Pier 1 Imports Inc. (PIR) is the latest in a growing list of retailers planning to close stores in order to survive a downturn in business.
The Fort Worth, Texas-based home decor and furniture retailer said it plans to close up to 25 stores in the next couple years to cut costs. Macy’s Inc. (M), J.C. Penney Co. Inc. (JCP), Gap Inc. (GPS) and Staples Inc. (SPLS) have also said recently that they will shutter stores to improve their outlook. (See also: J.C. Penney Recover Hits the Store-Closing Phase.)
But even as Pier 1 has been struggling with sales, it has already managed to pare down costs by roughly $5 million year over year, although that savings was partially offset by a $1 million in increase in marketing expenditures, including on television commercials. Pier 1 said it is also revamping its inventory to improve its product offerings.
“We’re dedicating greater resources to strategic categories, where we see the potential to drive sales at a higher growth rate than other merchandise areas,” said CFO Jeffrey Boyer in a call with analysts. “We’re also focusing on our top-selling collections, which allow us to realize efficiencies in marketing and inventory management and capitalize on expansion opportunities.
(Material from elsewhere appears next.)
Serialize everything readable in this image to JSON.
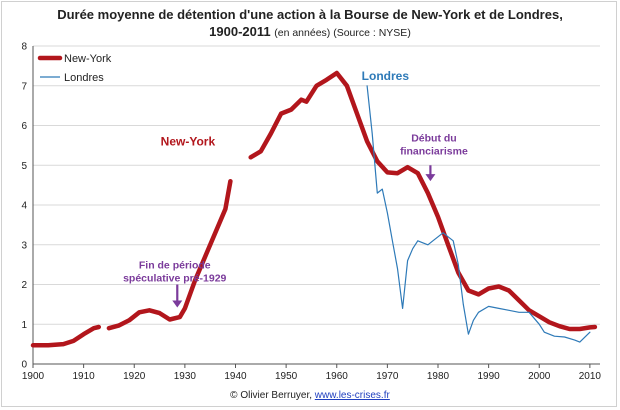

We’re continuing to emphasize newness across all categories.”
In other changes, Pier 1 recently landed a new CEO, Alasdair James, a former Kmart CEO and former Sears president and chief member officer. James starts May 1. Costs related to the CEO changeover also offset some of the $5 million in savings Pier 1 had secured.
Despite decided strides toward cutting costs and improving products, Pier 1 Imports stock was down 10 percent in Thursday’s session on its disappointing fourth quarter results. Same-store sales fell 0.2 percent, net sales fell 2.6 percent, and e-commerce sales rose 28 percent.